I have a series with some datetimes (as strings) and some nulls as ‘nan’:

import pandas as pd, numpy as np, datetime as dt
df = pd.DataFrame({'Date':['2014-10-20 10:44:31', '2014-10-23 09:33:46', 'nan', '2014-10-01 09:38:45']})

I’m trying to convert these to datetime:

df['Date'] = df['Date'].apply(lambda x: dt.datetime.strptime(x, '%Y-%m-%d %H:%M:%S'))

but I get the error:

time data 'nan' does not match format '%Y-%m-%d %H:%M:%S'

So I try to turn these into actual nulls:

df.ix[df['Date'] == 'nan', 'Date'] = np.NaN

and repeat:

df['Date'] = df['Date'].apply(lambda x: dt.datetime.strptime(x, '%Y-%m-%d %H:%M:%S'))

but then I get the error:

must be string, not float

What is the quickest way to solve this problem?

Asked By: Colin O'Brien

||

Answers:

Just use to_datetime and set errors='coerce' to handle duff data:

In [321]:

df['Date'] = pd.to_datetime(df['Date'], errors='coerce')
df
Out[321]:
                 Date
0 2014-10-20 10:44:31
1 2014-10-23 09:33:46
2                 NaT
3 2014-10-01 09:38:45

In [322]:

df.info()
<class 'pandas.core.frame.DataFrame'>
Int64Index: 4 entries, 0 to 3
Data columns (total 1 columns):
Date    3 non-null datetime64[ns]
dtypes: datetime64[ns](1)
memory usage: 64.0 bytes

the problem with calling strptime is that it will raise an error if the string, or dtype is incorrect.

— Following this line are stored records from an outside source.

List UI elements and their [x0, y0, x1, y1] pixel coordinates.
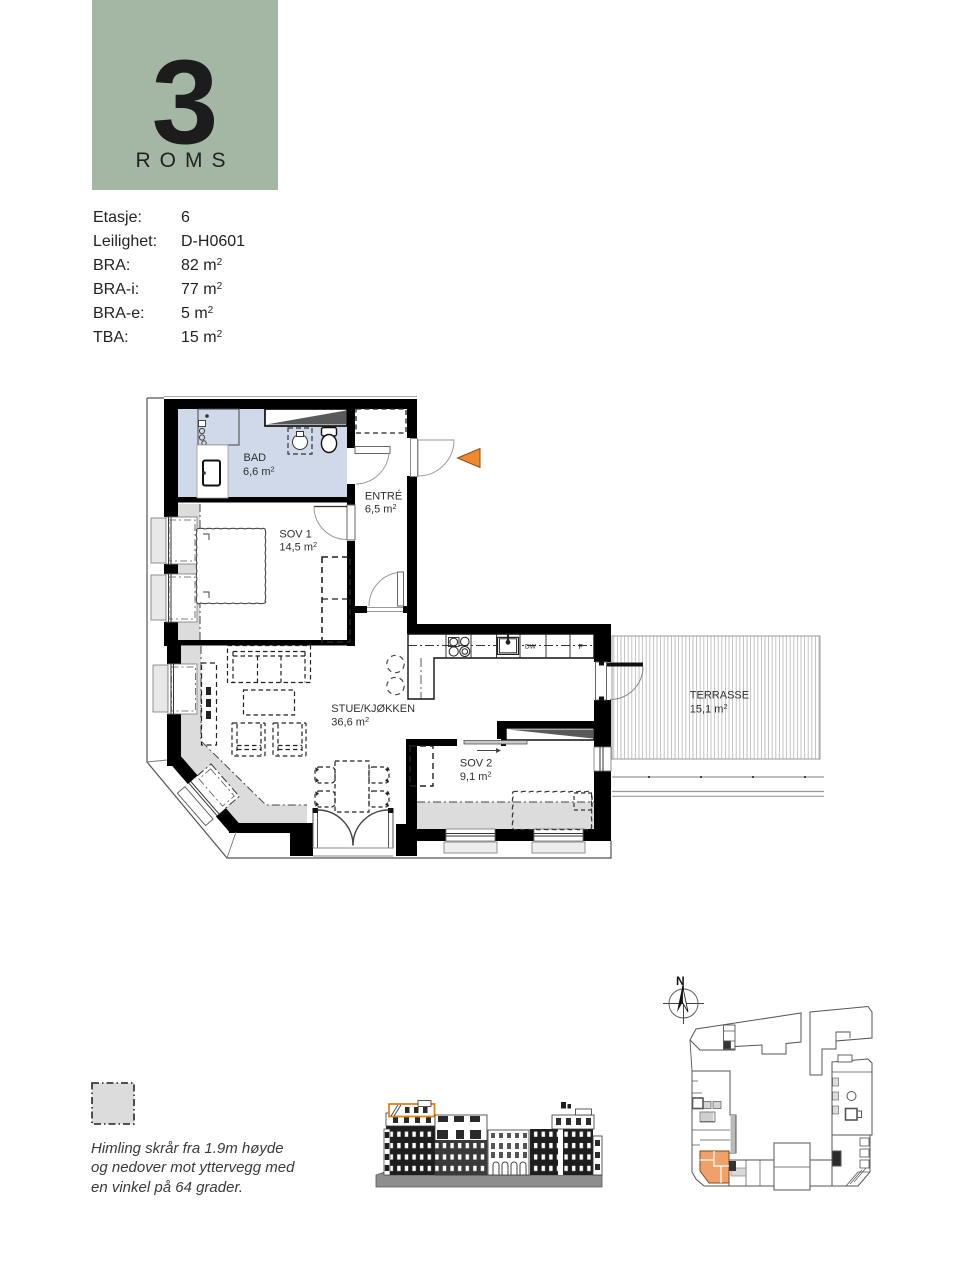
svg-text:6,6 m2: 6,6 m2: [243, 465, 275, 479]
svg-text:9,1 m2: 9,1 m2: [460, 770, 492, 784]
svg-text:6,5 m2: 6,5 m2: [365, 502, 397, 516]
svg-text:SOV 2: SOV 2: [460, 758, 492, 770]
svg-text:F: F: [579, 644, 583, 651]
svg-text:BAD: BAD: [244, 452, 267, 464]
svg-text:36,6 m2: 36,6 m2: [331, 715, 369, 729]
svg-text:STUE/KJØKKEN: STUE/KJØKKEN: [331, 703, 415, 715]
svg-text:ENTRÉ: ENTRÉ: [365, 489, 402, 502]
svg-text:DW: DW: [525, 644, 537, 651]
svg-text:TERRASSE: TERRASSE: [690, 690, 749, 702]
svg-text:15,1 m2: 15,1 m2: [690, 702, 728, 716]
svg-text:14,5 m2: 14,5 m2: [279, 540, 317, 554]
svg-text:SOV 1: SOV 1: [279, 529, 311, 541]
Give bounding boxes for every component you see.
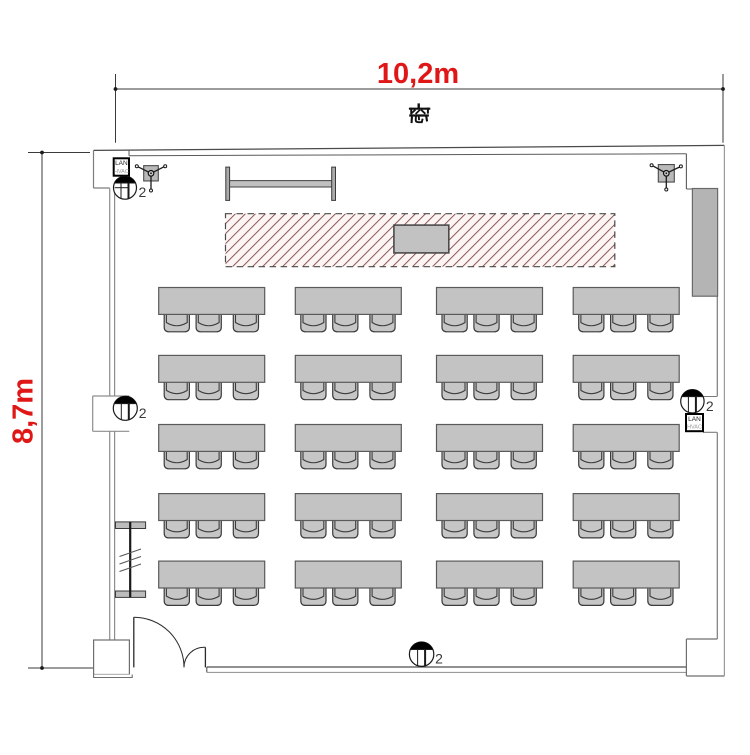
svg-text:2: 2 [435, 651, 443, 667]
svg-text:HVAC: HVAC [687, 425, 702, 431]
svg-text:HVAC: HVAC [114, 169, 129, 175]
svg-text:2: 2 [139, 184, 147, 200]
svg-text:LAN: LAN [688, 416, 701, 423]
svg-text:10,2m: 10,2m [377, 58, 459, 90]
svg-text:8,7m: 8,7m [8, 378, 40, 444]
svg-text:2: 2 [139, 405, 147, 421]
svg-text:2: 2 [706, 398, 714, 414]
svg-text:LAN: LAN [115, 160, 128, 167]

If you did this then it would work:

In [324]:

def func(x):
    try:
        return dt.datetime.strptime(x, '%Y-%m-%d %H:%M:%S')
    except:
        return pd.NaT

df['Date'].apply(func)
Out[324]:
0   2014-10-20 10:44:31
1   2014-10-23 09:33:46
2                   NaT
3   2014-10-01 09:38:45
Name: Date, dtype: datetime64[ns]

but it will be faster to use the inbuilt to_datetime rather than call apply which essentially just loops over your series.

timings

In [326]:

%timeit pd.to_datetime(df['Date'], errors='coerce')
%timeit df['Date'].apply(func)
10000 loops, best of 3: 65.8 µs per loop
10000 loops, best of 3: 186 µs per loop

We see here that using to_datetime is 3X faster.

Answered By: EdChum

I find letting pandas do the work to be too slow on large dataframes. In another post I learned of a technique that speeds this up dramatically when the number of unique values is much smaller than the number of rows. (My data is usually stock price or trade blotter data.) It first builds a dict that maps the text dates to their datetime objects, then applies the dict to convert the column of text dates.

def str2time(val):
    try:
        return dt.datetime.strptime(val, '%H:%M:%S.%f')
    except:
        return pd.NaT

def TextTime2Time(s):
    times = {t : str2time(t) for t in s.unique()}
    return s.apply(lambda v: times[v])

df.date = TextTime2Time(df.date)
Answered By: jdmarino